Bank of America Merrill Lynch released its monthly Global Fund Manager survey on Tuesday and the results showed a huge shift in asset allocations. The allocation to bonds jumped by 23 percentage points and that is the biggest one-month rotation ever. The survey also showed that the equity allocations dropped by 15 percentage points.
Given the way equity markets have behaved in recent months, seeing money managers shift assets out of stocks shouldn’t be a big surprise. Seeing them shift at such a dramatic level is surprising. Perhaps a number of managers learned to be more proactive about allocation changes after the bear markets of 2000-2002 and 2007-2009.
In the first two bear markets of the 21st Century, there weren’t many money managers that really knew how to deal with a prolonged move lower. In the 80s and 90s, there were only really brief periods of selling and perhaps this led money managers to react slowly with their asset allocations. Sure there was the crash in ’87, and that did count as a bear market, but the drop happened in one day and the market recovered all of its losses pretty quickly as well. Take a look at the chart from First Trust below.
From 1974 through 2000, the ’87 crash is the only bear market as defined by their criteria. And in case you are wondering, here is the definition they used to mark the periods on the chart:
“From when the index closes at least 20% down from its previous high close, through the lowest close reached after it has fallen 20% or more.”
The S&P dropped almost 14% from its high in September to the low on Monday.
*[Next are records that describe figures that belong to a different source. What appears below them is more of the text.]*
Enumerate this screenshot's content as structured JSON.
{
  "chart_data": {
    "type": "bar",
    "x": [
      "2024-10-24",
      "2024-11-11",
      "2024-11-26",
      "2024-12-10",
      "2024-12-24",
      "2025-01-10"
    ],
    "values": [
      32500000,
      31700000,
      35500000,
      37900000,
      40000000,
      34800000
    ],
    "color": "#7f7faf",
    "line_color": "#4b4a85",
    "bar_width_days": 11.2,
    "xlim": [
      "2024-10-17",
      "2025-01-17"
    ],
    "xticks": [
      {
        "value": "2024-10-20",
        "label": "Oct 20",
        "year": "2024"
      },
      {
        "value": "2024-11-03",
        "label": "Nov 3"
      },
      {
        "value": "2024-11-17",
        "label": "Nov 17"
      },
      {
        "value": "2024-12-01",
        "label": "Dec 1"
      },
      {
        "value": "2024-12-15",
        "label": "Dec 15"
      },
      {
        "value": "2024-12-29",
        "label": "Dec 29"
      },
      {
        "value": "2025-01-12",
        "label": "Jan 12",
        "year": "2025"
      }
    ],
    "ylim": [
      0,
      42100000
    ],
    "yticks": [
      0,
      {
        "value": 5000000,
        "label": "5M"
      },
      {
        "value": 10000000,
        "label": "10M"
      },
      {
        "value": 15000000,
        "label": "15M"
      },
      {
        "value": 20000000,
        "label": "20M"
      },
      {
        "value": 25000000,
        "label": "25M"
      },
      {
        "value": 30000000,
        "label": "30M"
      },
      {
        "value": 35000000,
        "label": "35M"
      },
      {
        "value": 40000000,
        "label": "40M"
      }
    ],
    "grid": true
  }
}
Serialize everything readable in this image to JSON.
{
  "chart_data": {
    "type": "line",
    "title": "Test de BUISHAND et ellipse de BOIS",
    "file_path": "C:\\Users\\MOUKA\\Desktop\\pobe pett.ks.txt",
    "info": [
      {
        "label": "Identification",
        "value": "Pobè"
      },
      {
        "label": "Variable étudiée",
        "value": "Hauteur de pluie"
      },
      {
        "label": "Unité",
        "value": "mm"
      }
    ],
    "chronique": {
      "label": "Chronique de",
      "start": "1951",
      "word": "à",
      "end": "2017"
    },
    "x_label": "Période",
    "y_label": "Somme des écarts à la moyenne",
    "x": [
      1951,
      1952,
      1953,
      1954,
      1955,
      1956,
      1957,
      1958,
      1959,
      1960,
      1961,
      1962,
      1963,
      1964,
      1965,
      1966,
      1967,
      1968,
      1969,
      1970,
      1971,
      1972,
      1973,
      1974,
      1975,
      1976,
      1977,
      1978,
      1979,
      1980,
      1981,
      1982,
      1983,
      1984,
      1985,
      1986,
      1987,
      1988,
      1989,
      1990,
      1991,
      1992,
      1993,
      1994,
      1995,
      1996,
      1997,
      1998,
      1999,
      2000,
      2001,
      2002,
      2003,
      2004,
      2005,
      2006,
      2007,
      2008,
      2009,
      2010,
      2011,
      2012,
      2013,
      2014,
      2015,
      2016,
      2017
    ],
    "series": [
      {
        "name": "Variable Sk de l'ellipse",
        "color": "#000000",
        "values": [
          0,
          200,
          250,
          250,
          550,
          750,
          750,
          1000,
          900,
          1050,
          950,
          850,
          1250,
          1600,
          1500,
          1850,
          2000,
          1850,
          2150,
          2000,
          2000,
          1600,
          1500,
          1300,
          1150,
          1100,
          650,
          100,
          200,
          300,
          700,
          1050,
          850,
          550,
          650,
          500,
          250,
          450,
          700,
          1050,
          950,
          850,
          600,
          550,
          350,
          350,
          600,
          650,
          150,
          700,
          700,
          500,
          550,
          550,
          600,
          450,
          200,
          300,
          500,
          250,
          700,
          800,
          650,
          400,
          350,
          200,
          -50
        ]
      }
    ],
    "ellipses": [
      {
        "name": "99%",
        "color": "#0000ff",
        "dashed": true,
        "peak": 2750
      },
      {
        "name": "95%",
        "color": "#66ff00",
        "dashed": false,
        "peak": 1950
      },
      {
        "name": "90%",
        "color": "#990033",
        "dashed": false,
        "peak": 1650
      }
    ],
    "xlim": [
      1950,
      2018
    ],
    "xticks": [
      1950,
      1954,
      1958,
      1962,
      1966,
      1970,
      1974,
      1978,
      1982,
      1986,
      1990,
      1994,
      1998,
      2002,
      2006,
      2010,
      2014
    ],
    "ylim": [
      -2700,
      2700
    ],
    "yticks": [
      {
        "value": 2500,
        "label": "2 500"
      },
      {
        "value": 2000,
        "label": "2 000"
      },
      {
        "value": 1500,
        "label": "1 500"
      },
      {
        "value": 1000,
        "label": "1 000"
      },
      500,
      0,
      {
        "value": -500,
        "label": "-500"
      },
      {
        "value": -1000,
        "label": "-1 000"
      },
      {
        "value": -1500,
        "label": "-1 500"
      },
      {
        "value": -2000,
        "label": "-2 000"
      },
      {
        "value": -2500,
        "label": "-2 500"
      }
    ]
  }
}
Using the 20% rule to define a bear market, the S&P reached a high of 2940.91 in September and that means it would need to drop to 2352.73 to be called a bear market.
Regardless of whether we end up seeing the S&P fall into bearish territory by this definition, seeing money managers shift their allocations at this point could be a good sign for stocks.
One of the things that can prolong a downswing in the market is a reluctance by investors to let go of stocks. The selling goes on and on until a capitulation point is reached and all of those that wish to sell have done so. The sooner we reach a capitulation point, the sooner the downswing ends. Seeing such a dramatic shift in asset allocation so early in the downswing will likely help the market reach a bottom sooner.
Personally, I was looking at various bond ETFs to see how they were moving and also checking the trading volumes on the funds. Bond ETFs weren’t around in the bear market of 2000, but they were in 2007. Unfortunately, the bear market of 2007 started due problems in the credit markets, so that isn’t a very good one to look at for comparison purposes.
Despite the flaws with bond ETF history, I did take note of several developments on the funds. The iShares 20+ Year Treasury Bond ETF (Nasdaq: TLT) has jumped over 6% since a low on November 2 and that is what I expected with investors fleeing equities and looking for safety, but I was surprised that the volume hasn’t been increasing in the past 10 weeks or so.
I also looked at the iShares iBoxx Investment Grade Corporate Bond ETF (NYSE: LQD) to see how its price and volume had changed in the past few months. My observation here was that the volume started increasing at the beginning of October, but the price didn’t start increasing until the beginning of December. At this point the price is only up 1.57% from the low at the end of November.
In order to be thorough, I looked at a third bond ETF. The iShares Core U.S. Aggregate Bond ETF (NYSE: AGG) attempts to model the Bloomberg Barclays U.S. Aggregate Bond Index. The index measures the performance of the total U.S. investment-grade bond market. The AGG started rising toward the beginning of November and is up 1.6% since then. Like we saw with the LQD, the volume has increased in the last few months.
Making these observations on the bond ETFs does in fact match up with what the Bank of America Merrill Lynch survey shows. The prices are increasing as investors move into the funds and the volume on the LQD and AGG are both increasing.
I don’t think we have seen a big enough move yet to declare with certainty that we have reached a bottom in the stock market, but I would say these are positive signs. There are still too many factors that could keep the selling pressure on the market for months to come—the trade war, the Fed’s interest rate path, possible government shutdowns, etc.
If the stock market does continue to fall, the more we see asset allocation changes in the coming months will help judge when a market bottom may have been reached. The more money shifting out of stocks and into bonds the better we will be. The shift will shorten the duration of the downswing.